Figure 3. PIAS4 inhibits AMPKα1 activity in a SUMO E3 ligase-dependent manner.

(a) AMPKα1 immunoprecipitates from cells with the indicated AMPKα genotypes transfected with indicated siRNAs followed by treatment with vehicle (−) or AICAR (+) were used to phosphorylate recombinant GST–TSC2 (1,300–1,367) in vitro in the presence of [γ-³²P] ATP followed by SDS–PAGE and autoradiography (32P GST–TSC2) or WB analysis with antibodies as indicated on the left. (b) NIH3T3 cells transfected with vector control (−), Flag–PIAS4-WT (WT) or Flag–PIAS4-C335F (C335F) plasmids and 24 h later treated with vehicle (−) or 2 mM AICAR (+) for 2 h were lysed and analysed by SDS–PAGE and WB with antibodies indicated on the left.

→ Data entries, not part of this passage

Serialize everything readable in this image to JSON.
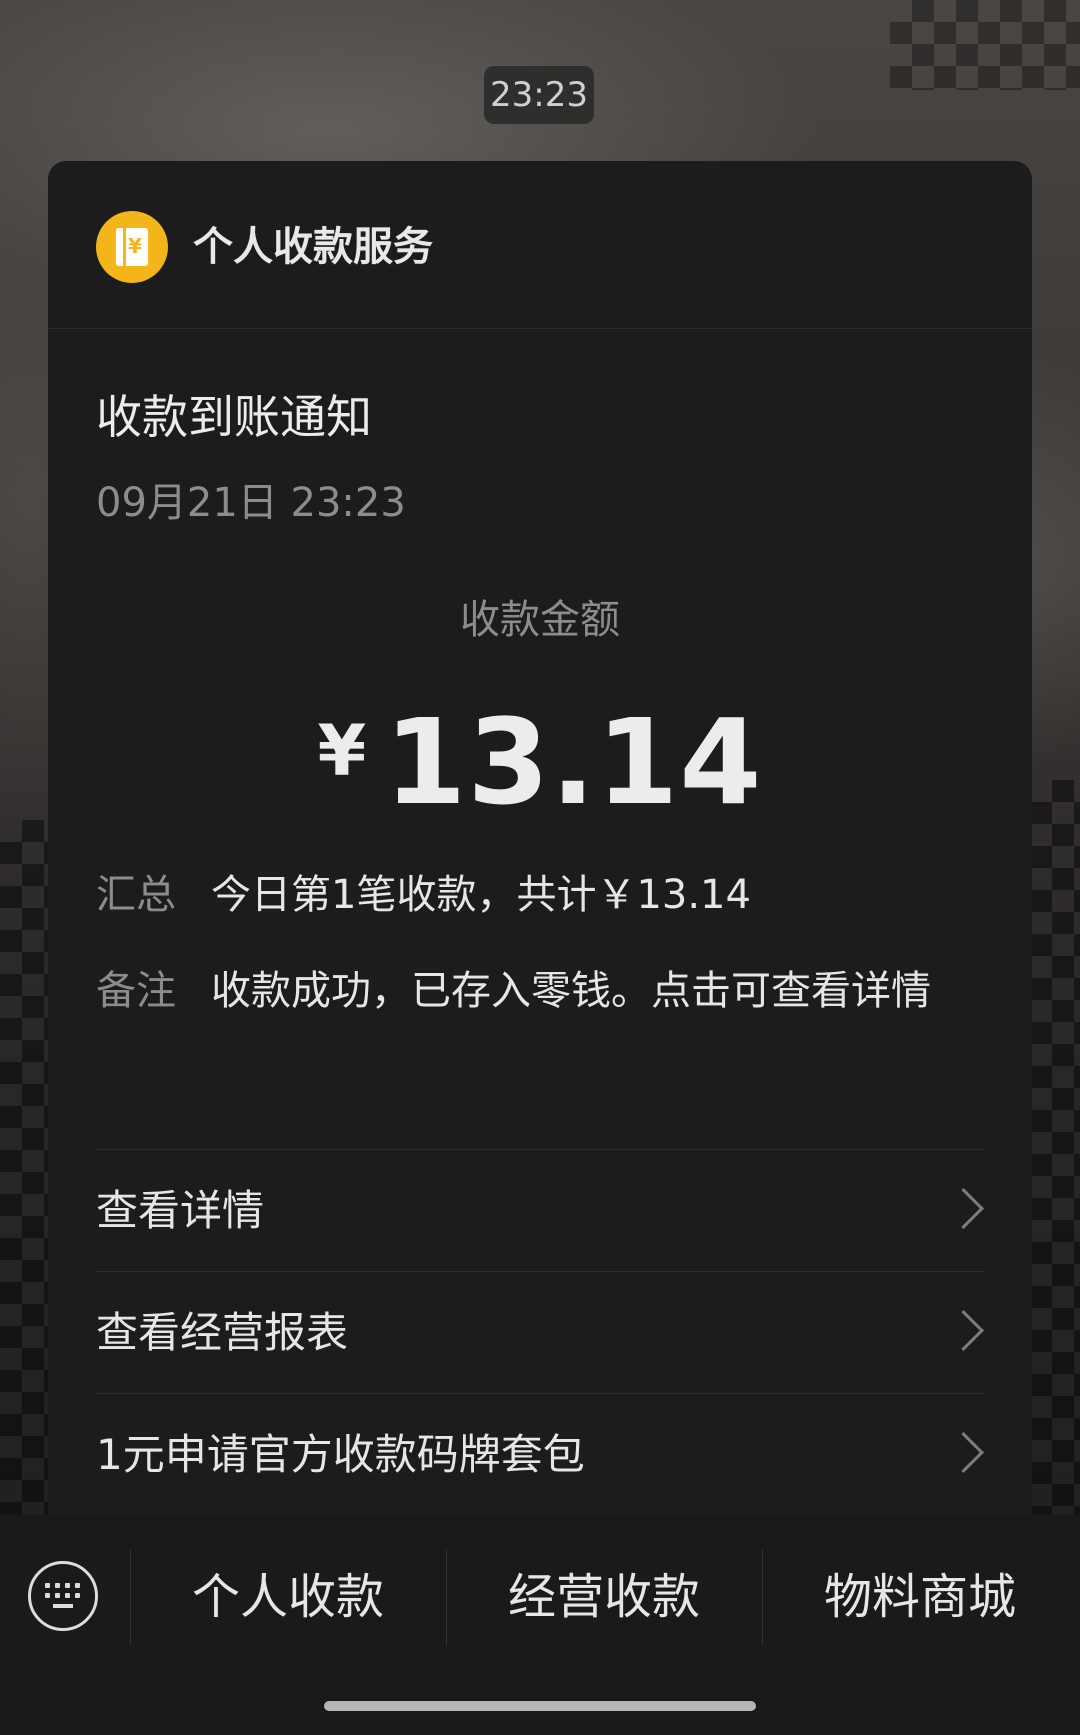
{
  "chat": {
    "timestamp": "23:23"
  },
  "card": {
    "service_name": "个人收款服务",
    "logo_icon": "wallet-yen-icon",
    "logo_symbol": "¥",
    "brand_color": "#f3b51a",
    "title": "收款到账通知",
    "datetime": "09月21日 23:23",
    "amount_label": "收款金额",
    "amount_currency": "¥",
    "amount_value": "13.14",
    "summary_label": "汇总",
    "summary_value": "今日第1笔收款，共计￥13.14",
    "note_label": "备注",
    "note_value": "收款成功，已存入零钱。点击可查看详情",
    "links": [
      {
        "label": "查看详情"
      },
      {
        "label": "查看经营报表"
      },
      {
        "label": "1元申请官方收款码牌套包"
      }
    ]
  },
  "bottom_menu": {
    "keyboard_icon": "keyboard-icon",
    "items": [
      {
        "label": "个人收款"
      },
      {
        "label": "经营收款"
      },
      {
        "label": "物料商城"
      }
    ]
  }
}
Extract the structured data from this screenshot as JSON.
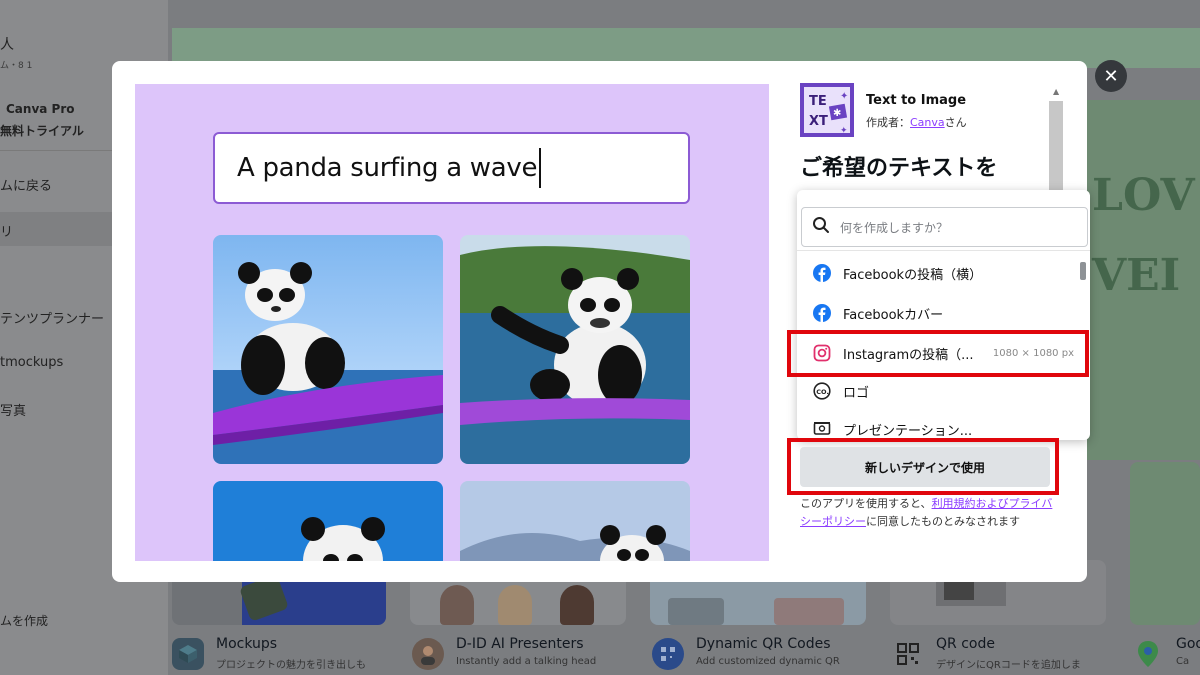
{
  "background": {
    "sidebar": {
      "top_label": "人",
      "top_sub": "ム・8 1",
      "pro_line1": "Canva Pro",
      "pro_line2": "無料トライアル",
      "back": "ムに戻る",
      "active_item": "リ",
      "planner": "テンツプランナー",
      "mockups": "tmockups",
      "photos": "写真",
      "create_team": "ムを作成"
    },
    "apps": [
      {
        "title": "Mockups",
        "desc": "プロジェクトの魅力を引き出しも"
      },
      {
        "title": "D-ID AI Presenters",
        "desc": "Instantly add a talking head"
      },
      {
        "title": "Dynamic QR Codes",
        "desc": "Add customized dynamic QR"
      },
      {
        "title": "QR code",
        "desc": "デザインにQRコードを追加しま"
      },
      {
        "title": "Goo",
        "desc": "Ca"
      }
    ],
    "right_text": [
      "LOV",
      "VEI"
    ]
  },
  "modal": {
    "close_label": "✕",
    "prompt": "A panda surfing a wave",
    "app_logo_text": "TEXT",
    "app_name": "Text to Image",
    "author_prefix": "作成者：",
    "author_name": "Canva",
    "author_suffix": "さん",
    "heading": "ご希望のテキストを",
    "search_placeholder": "何を作成しますか？",
    "dropdown_items": [
      {
        "label": "Facebookの投稿（横）",
        "icon": "facebook-icon",
        "size": ""
      },
      {
        "label": "Facebookカバー",
        "icon": "facebook-icon",
        "size": ""
      },
      {
        "label": "Instagramの投稿（...",
        "icon": "instagram-icon",
        "size": "1080 × 1080 px"
      },
      {
        "label": "ロゴ",
        "icon": "logo-icon",
        "size": ""
      },
      {
        "label": "プレゼンテーション...",
        "icon": "presentation-icon",
        "size": ""
      }
    ],
    "use_button": "新しいデザインで使用",
    "terms_before": "このアプリを使用すると、",
    "terms_link": "利用規約およびプライバシーポリシー",
    "terms_after": "に同意したものとみなされます"
  },
  "colors": {
    "accent": "#8b3dff",
    "highlight": "#e0060c",
    "preview_bg": "#ddc5fa",
    "facebook": "#1877f2",
    "instagram": "#e1306c"
  }
}
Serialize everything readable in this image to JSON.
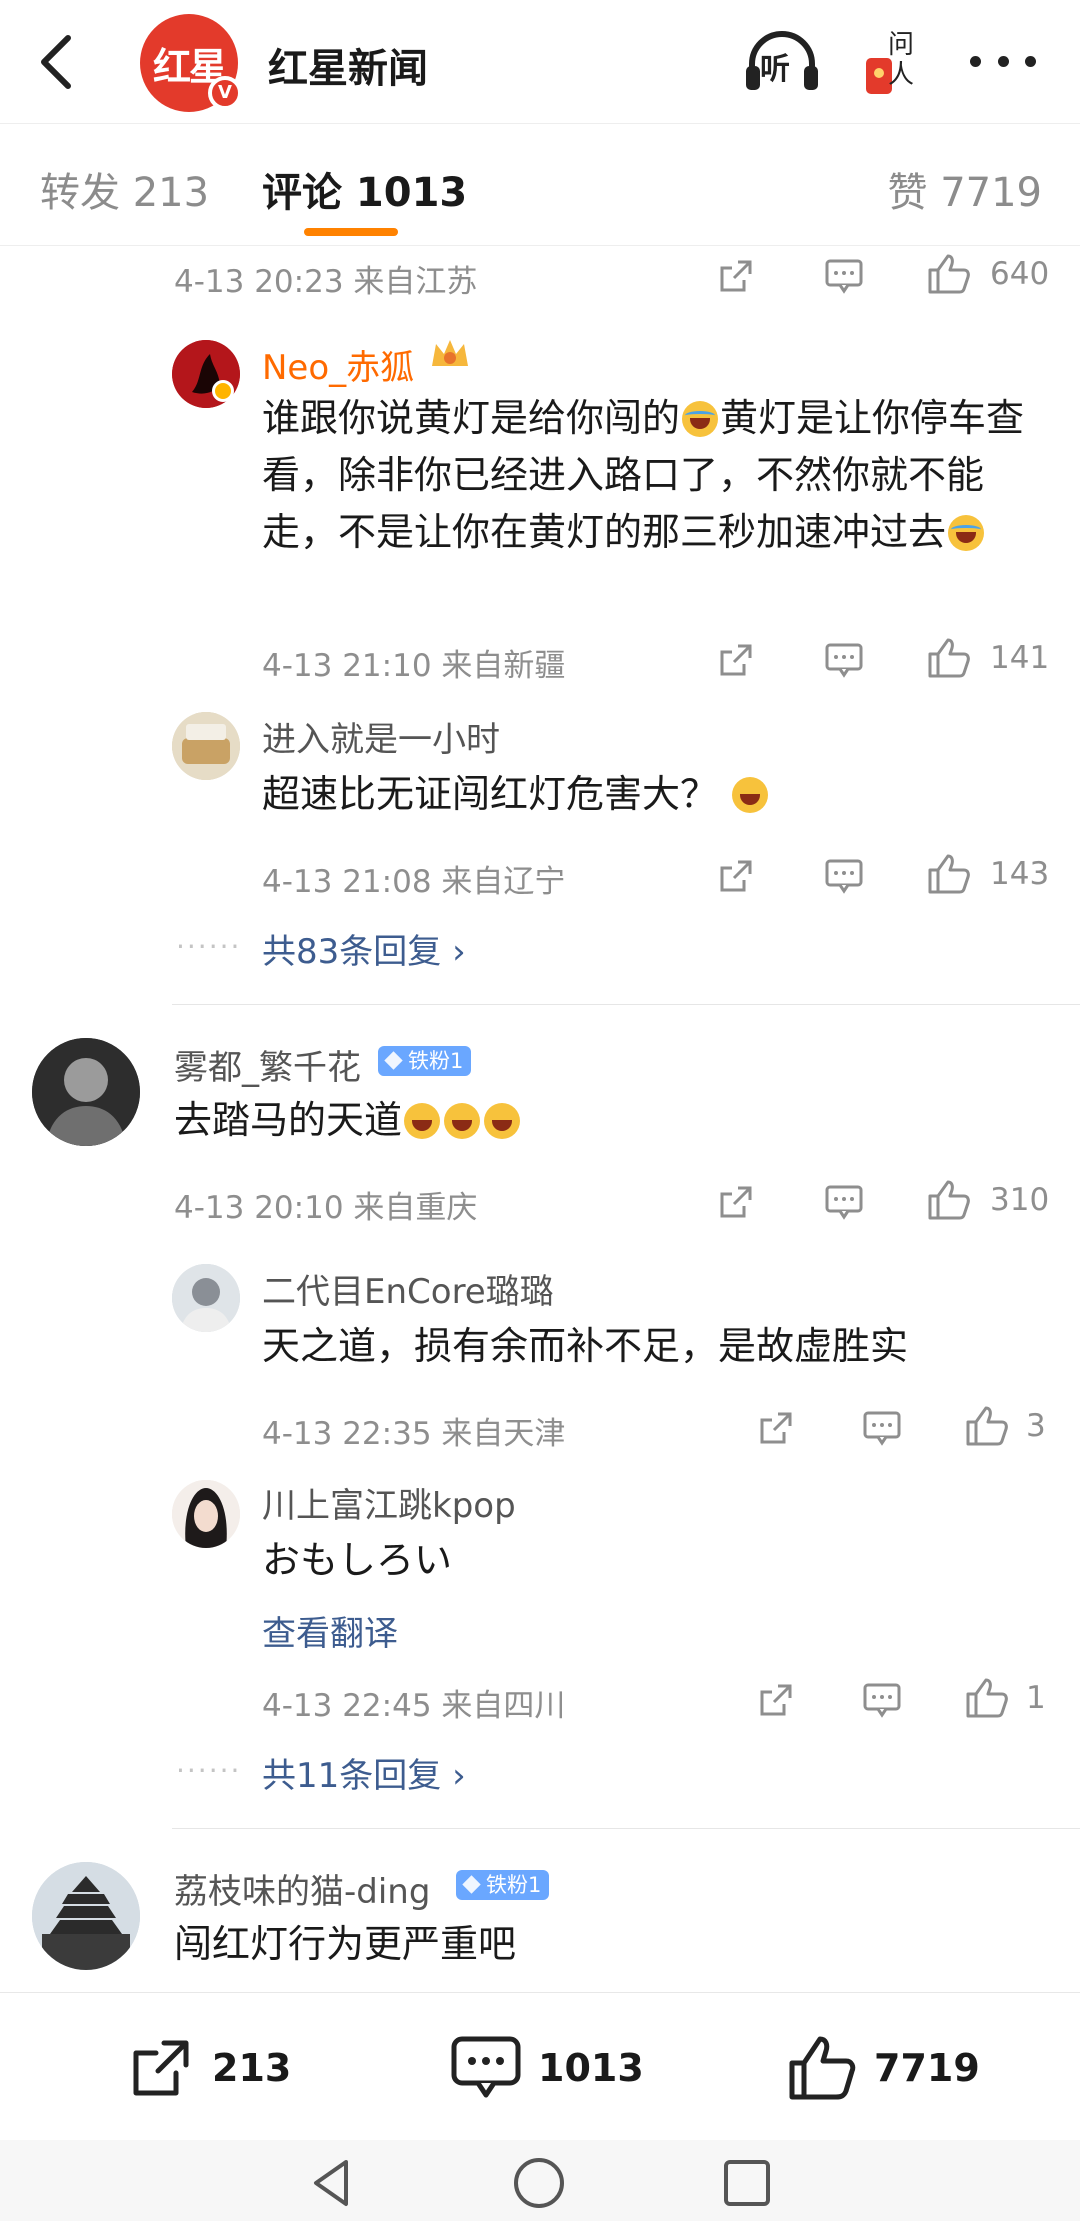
{
  "header": {
    "brand_logo_text": "红星",
    "brand_name": "红星新闻",
    "listen_label": "听",
    "ask_label": "问\n人"
  },
  "tabs": {
    "repost": "转发 213",
    "comment": "评论 1013",
    "likes": "赞 7719"
  },
  "comments": [
    {
      "meta": "4-13 20:23  来自江苏",
      "likes": "640"
    },
    {
      "name": "Neo_赤狐",
      "text_part1": "谁跟你说黄灯是给你闯的",
      "text_part2": "黄灯是让你停车查看，除非你已经进入路口了，不然你就不能走，不是让你在黄灯的那三秒加速冲过去",
      "meta": "4-13 21:10  来自新疆",
      "likes": "141"
    },
    {
      "name": "进入就是一小时",
      "text": "超速比无证闯红灯危害大？",
      "meta": "4-13 21:08  来自辽宁",
      "likes": "143"
    },
    {
      "more_replies": "共83条回复 ›"
    },
    {
      "name": "雾都_繁千花",
      "badge": "铁粉1",
      "text": "去踏马的天道",
      "meta": "4-13 20:10  来自重庆",
      "likes": "310"
    },
    {
      "name": "二代目EnCore璐璐",
      "text": "天之道，损有余而补不足，是故虚胜实",
      "meta": "4-13 22:35  来自天津",
      "likes": "3"
    },
    {
      "name": "川上富江跳kpop",
      "text": "おもしろい",
      "translate": "查看翻译",
      "meta": "4-13 22:45  来自四川",
      "likes": "1"
    },
    {
      "more_replies": "共11条回复 ›"
    },
    {
      "name": "荔枝味的猫-ding",
      "badge": "铁粉1",
      "text": "闯红灯行为更严重吧"
    }
  ],
  "dots": "······",
  "bottom_bar": {
    "repost_count": "213",
    "comment_count": "1013",
    "like_count": "7719"
  },
  "colors": {
    "accent": "#ff8200",
    "link": "#3d5c8f",
    "vip_name": "#ff6a00",
    "brand_red": "#e33a2b",
    "fan_badge": "#6aa7ff"
  }
}
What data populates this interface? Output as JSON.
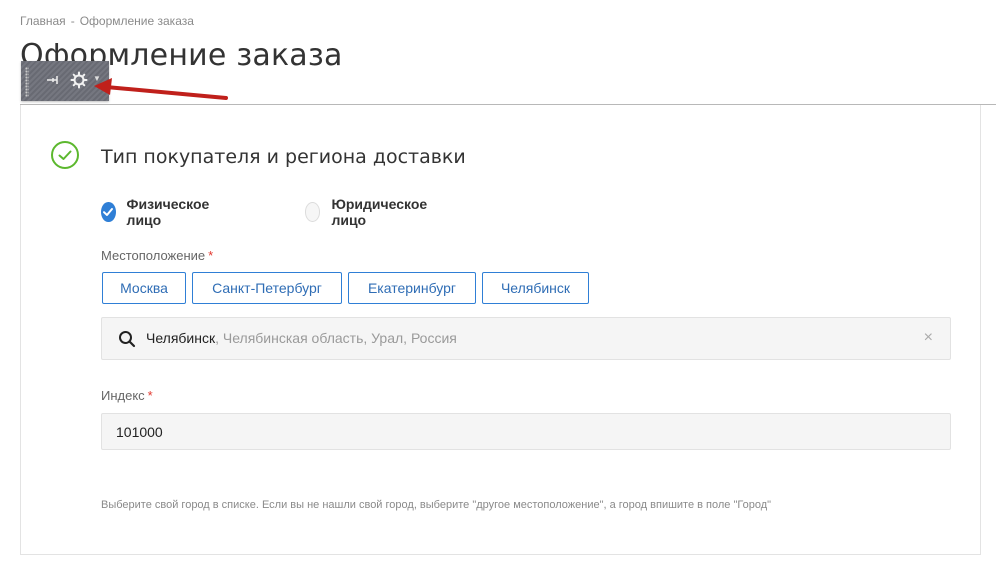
{
  "breadcrumb": {
    "items": [
      "Главная",
      "Оформление заказа"
    ],
    "separator": "-"
  },
  "page_title": "Оформление заказа",
  "admin_toolbar": {
    "icons": [
      "grip-icon",
      "pin-icon",
      "gear-icon",
      "caret-down-icon"
    ]
  },
  "annotation": {
    "arrow_color": "#c0201b"
  },
  "section": {
    "title": "Тип покупателя и региона доставки",
    "status_icon": "check-circle-icon",
    "status_color": "#5cb82e"
  },
  "buyer_type": {
    "options": [
      {
        "label": "Физическое лицо",
        "checked": true
      },
      {
        "label": "Юридическое лицо",
        "checked": false
      }
    ]
  },
  "location": {
    "label": "Местоположение",
    "required_mark": "*",
    "quick_cities": [
      "Москва",
      "Санкт-Петербург",
      "Екатеринбург",
      "Челябинск"
    ],
    "selected_city": "Челябинск",
    "selected_details": ", Челябинская область, Урал, Россия",
    "clear_symbol": "×"
  },
  "index": {
    "label": "Индекс",
    "required_mark": "*",
    "value": "101000"
  },
  "hint": "Выберите свой город в списке. Если вы не нашли свой город, выберите \"другое местоположение\", а город впишите в поле \"Город\"",
  "colors": {
    "accent": "#2f7fd6",
    "required": "#e2382f",
    "success": "#5cb82e"
  }
}
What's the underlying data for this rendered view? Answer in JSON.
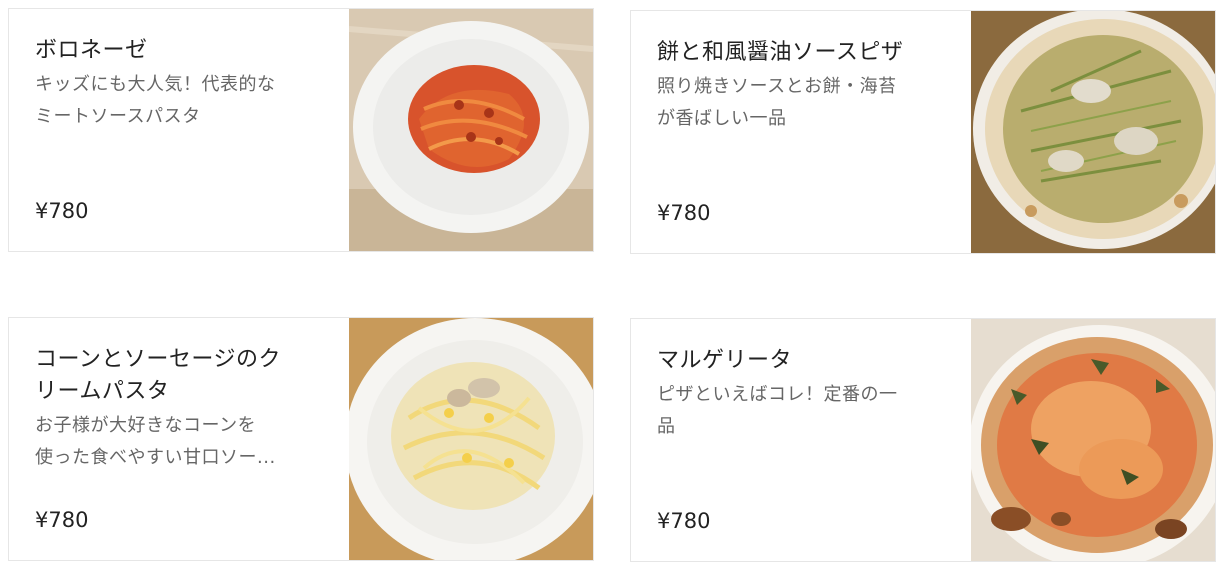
{
  "menu": {
    "items": [
      {
        "name": "ボロネーゼ",
        "desc_line1": "キッズにも大人気！代表的な",
        "desc_line2": "ミートソースパスタ",
        "price": "¥780",
        "image_icon": "bolognese-pasta-photo"
      },
      {
        "name": "餅と和風醤油ソースピザ",
        "desc_line1": "照り焼きソースとお餅・海苔",
        "desc_line2": "が香ばしい一品",
        "price": "¥780",
        "image_icon": "mochi-pizza-photo"
      },
      {
        "name_line1": "コーンとソーセージのク",
        "name_line2": "リームパスタ",
        "desc_line1": "お子様が大好きなコーンを",
        "desc_line2": "使った食べやすい甘口ソー...",
        "price": "¥780",
        "image_icon": "corn-cream-pasta-photo"
      },
      {
        "name": "マルゲリータ",
        "desc_line1": "ピザといえばコレ！定番の一",
        "desc_line2": "品",
        "price": "¥780",
        "image_icon": "margherita-pizza-photo"
      }
    ]
  }
}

For PIAS4 blot, the asterisk denotes unspecific signals and the bracket denotes specific signals. (c) AMPKα1 immunoprecipitates from NIH3T3 cells transfected with non-targeting (−) or AMPKα1 (+) siRNAs and PIAS4 plasmids as indicated, and treated for 2 h with vehicle (−) or 2 mM AICAR (+) were used in kinase assays as in a with recombinant GST–TSC2 (1,300–1,367) control (WT) or S1345A mutant as substrates. (d) Lysates from immortalized MEFs transfected with the non-targeting (siNT) siRNA pool or two independent siRNAs against mouse Ubc9 (siUbc9-1 and siUbc9-2) and 72 h later treated with vehicle (−) or 2 mM AICAR (+) for 2 h were analysed by WB with indicated antibodies. Representative figures from two (b,d) or three (a,c) experiments are shown.